Título: Argentina quer linha dura contra Assunção
Autor: Leo , Sergio
Fonte: Valor Econômico, 25/06/2012, Internacional, p. A13

Deverá partir da Argentina as propostas mais duras contra o Paraguai na cúpula do Mercosul, que começa em Mendoza, nesta quinta-feira. No encontro, do qual o Paraguai teve a participação suspensa ontem, a Argentina deverá transferir a presidência pro-tempore do bloco para outro país. Pela regra do Mercosul, que determina um rodízio da presidência a cada seis meses, seria a vez do Paraguai. O país seguinte é o Brasil.

Enquanto Brasil, Uruguai e países extra-bloco, como a Colômbia, retiraram seus embaixadores para consulta, a Argentina decidiu na sexta-feira remover seu representante em Assunção "até que se restabeleça a ordem democrática no país", segundo o comunicado da chancelaria. A mesma decisão tomou o presidente da Venezuela, Hugo Chávez, que também anunciou ontem a interrupção das exportações de petróleo ao Paraguai, em repúdio ao "golpe de Estado".

O tom duro da Argentina sobressaiu em uma entrevista publicada ontem pelo jornal oficialista "Página 12" com o chanceler argentino, Hector Timerman.

Ele relatou ter feito ameaças ao novo presidente paraguaio, Federico Franco, horas antes da destituição do então presidente Fernando Lugo, na sexta-feira, quando os chanceleres dos países da Unasul estavam em Assunção para tentar impedir a votação do impeachment.

Segundo Timerman, ele e o chanceler brasileiro, Antonio Patriota, se reuniram com Franco quinze minutos antes do início da sessão do Senado paraguaio. "Vou lhe dizer a verdade sobre o que vai acontecer.

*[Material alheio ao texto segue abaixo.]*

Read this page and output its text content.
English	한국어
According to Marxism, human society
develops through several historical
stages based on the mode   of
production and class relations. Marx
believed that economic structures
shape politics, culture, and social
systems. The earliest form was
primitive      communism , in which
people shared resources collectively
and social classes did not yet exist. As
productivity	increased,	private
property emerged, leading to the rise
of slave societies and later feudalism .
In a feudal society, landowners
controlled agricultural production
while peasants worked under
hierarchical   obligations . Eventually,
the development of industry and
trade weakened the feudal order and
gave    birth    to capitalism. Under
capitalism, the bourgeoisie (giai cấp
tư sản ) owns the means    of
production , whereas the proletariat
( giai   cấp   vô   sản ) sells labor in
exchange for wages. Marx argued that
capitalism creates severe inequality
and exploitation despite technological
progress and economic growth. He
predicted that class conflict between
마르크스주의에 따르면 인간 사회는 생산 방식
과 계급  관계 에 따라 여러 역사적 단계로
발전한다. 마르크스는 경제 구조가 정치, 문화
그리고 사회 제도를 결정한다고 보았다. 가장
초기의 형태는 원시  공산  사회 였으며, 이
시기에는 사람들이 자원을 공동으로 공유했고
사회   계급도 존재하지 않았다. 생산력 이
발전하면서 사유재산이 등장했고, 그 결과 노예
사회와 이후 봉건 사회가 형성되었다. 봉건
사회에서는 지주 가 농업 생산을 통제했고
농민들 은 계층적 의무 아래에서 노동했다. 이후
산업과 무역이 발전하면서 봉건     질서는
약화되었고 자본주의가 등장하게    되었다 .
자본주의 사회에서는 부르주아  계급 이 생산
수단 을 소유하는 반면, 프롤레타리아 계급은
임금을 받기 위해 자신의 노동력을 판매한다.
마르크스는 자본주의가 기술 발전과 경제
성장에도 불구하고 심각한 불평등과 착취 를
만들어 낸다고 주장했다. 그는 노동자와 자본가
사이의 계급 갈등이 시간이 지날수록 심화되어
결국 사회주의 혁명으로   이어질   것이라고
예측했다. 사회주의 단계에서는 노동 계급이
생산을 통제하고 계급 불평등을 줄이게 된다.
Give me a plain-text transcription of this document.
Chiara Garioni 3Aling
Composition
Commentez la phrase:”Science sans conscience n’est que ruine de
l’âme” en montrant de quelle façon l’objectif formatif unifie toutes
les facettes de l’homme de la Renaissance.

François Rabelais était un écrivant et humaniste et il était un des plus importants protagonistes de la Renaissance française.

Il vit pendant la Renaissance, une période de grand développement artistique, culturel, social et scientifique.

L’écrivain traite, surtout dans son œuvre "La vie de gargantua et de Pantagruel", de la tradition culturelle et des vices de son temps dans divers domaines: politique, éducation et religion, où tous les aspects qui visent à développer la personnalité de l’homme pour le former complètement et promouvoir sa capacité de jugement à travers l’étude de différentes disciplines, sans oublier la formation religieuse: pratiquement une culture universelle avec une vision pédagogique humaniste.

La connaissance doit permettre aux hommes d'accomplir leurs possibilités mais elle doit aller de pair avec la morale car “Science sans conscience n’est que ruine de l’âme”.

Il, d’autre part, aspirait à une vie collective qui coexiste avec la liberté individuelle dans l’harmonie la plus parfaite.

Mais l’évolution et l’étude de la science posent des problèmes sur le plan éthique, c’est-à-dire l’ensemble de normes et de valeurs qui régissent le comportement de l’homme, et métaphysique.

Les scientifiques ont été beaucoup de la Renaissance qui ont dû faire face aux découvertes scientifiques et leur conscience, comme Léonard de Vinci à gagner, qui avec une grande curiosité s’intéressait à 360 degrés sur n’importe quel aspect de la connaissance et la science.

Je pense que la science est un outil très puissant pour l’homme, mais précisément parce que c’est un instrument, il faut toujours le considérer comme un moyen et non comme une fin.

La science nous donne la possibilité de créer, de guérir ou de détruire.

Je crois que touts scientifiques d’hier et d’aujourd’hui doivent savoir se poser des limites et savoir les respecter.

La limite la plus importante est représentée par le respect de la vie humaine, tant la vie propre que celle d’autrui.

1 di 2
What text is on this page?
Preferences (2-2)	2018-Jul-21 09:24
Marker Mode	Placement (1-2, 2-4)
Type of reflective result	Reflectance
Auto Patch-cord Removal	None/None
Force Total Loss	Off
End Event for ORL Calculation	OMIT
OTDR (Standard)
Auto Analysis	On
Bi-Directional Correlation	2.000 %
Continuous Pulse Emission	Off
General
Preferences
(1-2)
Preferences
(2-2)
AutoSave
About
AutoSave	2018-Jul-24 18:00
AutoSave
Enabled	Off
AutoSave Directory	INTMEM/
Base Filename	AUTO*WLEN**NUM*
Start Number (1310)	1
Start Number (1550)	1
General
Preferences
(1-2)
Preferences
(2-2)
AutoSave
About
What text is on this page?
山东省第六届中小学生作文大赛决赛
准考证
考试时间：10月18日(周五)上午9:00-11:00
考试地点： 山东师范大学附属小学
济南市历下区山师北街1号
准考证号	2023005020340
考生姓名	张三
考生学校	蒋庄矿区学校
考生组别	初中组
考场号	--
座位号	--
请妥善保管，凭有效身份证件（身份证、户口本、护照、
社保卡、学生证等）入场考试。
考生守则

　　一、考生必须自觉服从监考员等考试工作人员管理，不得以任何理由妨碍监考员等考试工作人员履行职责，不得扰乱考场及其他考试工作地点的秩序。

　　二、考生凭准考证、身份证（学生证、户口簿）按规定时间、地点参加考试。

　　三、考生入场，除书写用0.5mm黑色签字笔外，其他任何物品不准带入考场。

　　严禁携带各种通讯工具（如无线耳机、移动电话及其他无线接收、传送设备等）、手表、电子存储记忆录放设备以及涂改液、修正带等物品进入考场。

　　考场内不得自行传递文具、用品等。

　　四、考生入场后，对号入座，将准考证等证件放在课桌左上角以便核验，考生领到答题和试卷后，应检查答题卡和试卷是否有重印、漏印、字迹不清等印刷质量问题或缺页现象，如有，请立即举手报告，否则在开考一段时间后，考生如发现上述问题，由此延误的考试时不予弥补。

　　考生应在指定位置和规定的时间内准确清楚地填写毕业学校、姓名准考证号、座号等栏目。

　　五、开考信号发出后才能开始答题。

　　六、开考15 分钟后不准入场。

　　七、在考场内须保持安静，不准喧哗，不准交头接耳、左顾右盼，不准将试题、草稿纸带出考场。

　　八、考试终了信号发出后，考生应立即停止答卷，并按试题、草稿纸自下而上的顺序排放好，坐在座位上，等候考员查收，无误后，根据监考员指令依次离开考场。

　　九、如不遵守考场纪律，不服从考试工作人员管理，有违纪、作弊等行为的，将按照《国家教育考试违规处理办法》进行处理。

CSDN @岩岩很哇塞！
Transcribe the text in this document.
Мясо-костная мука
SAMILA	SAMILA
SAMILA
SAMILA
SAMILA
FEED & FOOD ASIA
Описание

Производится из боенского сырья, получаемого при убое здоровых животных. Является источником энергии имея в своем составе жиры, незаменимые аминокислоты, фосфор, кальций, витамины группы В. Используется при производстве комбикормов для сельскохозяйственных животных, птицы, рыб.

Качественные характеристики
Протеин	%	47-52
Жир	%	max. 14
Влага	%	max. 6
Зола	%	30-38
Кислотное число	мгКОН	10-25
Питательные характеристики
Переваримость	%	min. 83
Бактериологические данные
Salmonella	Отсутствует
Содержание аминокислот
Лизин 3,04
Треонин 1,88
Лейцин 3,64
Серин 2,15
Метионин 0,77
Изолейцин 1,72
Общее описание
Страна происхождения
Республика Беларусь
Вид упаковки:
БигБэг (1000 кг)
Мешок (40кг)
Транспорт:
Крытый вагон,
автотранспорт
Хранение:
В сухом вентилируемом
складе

O Paraguai sofrerá e ficará isolado. Você irá governar em difíceis condições", teria dito Timerman, segundo relatou na entrevista. Patriota, segundo Timerman, sugeriu uma última mediação para que Lugo fizesse um apelo contra a violência, o que seria um primeiro passo para uma licença presidencial por seis meses.

A Argentina é a maior defensora dentro do bloco do ingresso da Venezuela como membro pleno do Mercosul, mesmo sem a concordância formal do legislativo paraguaio, único país que não fez a ratificação. Em 21 de dezembro do ano passado, na cúpula organizada pelo Uruguai, o presidente anfitrião, José Mujica, apresentou uma proposta diretamente inspirada pela administração de Cristina Kirchner, que assumiu a presidência do bloco: a de se criar uma comissão intergovernamental específica para chancelar a entrada venezuelana no grupo, passando por cima das sanções congressuais.

A proposta foi esvaziada pela resistência do próprio Lugo, que temia confrontar diretamente a oposição em seu país. Com a ausência paraguaia nas reuniões de cúpula, a tese poderia ser relançada, hipótese minimizada pelo governo argentino. "A Argentina, o Brasil e o Uruguai estão interessados no ingresso da Venezuela, como se sabe, mas não creio que uma situação leve à outra", disse Timerman na entrevista.

A Argentina divide a usina hidrelétrica de Yaciretá com o Paraguai e sua dependência energética em relação ao país vizinho é proporcionalmente maior que a existente em relação ao Brasil. A usina de Itaipu fornece 7% da energia brasileira, enquanto Yaciretá responde por 12% da eletricidade argentina. Ao contrário do que fez o Brasil, que fechou um acordo para reajustar a energia comprada ao Paraguai, a Argentina ainda exige uma compensação financeira pela construção da usina. Há apenas três meses, o Paraguai se comprometeu a pagar US$ 15 bilhões.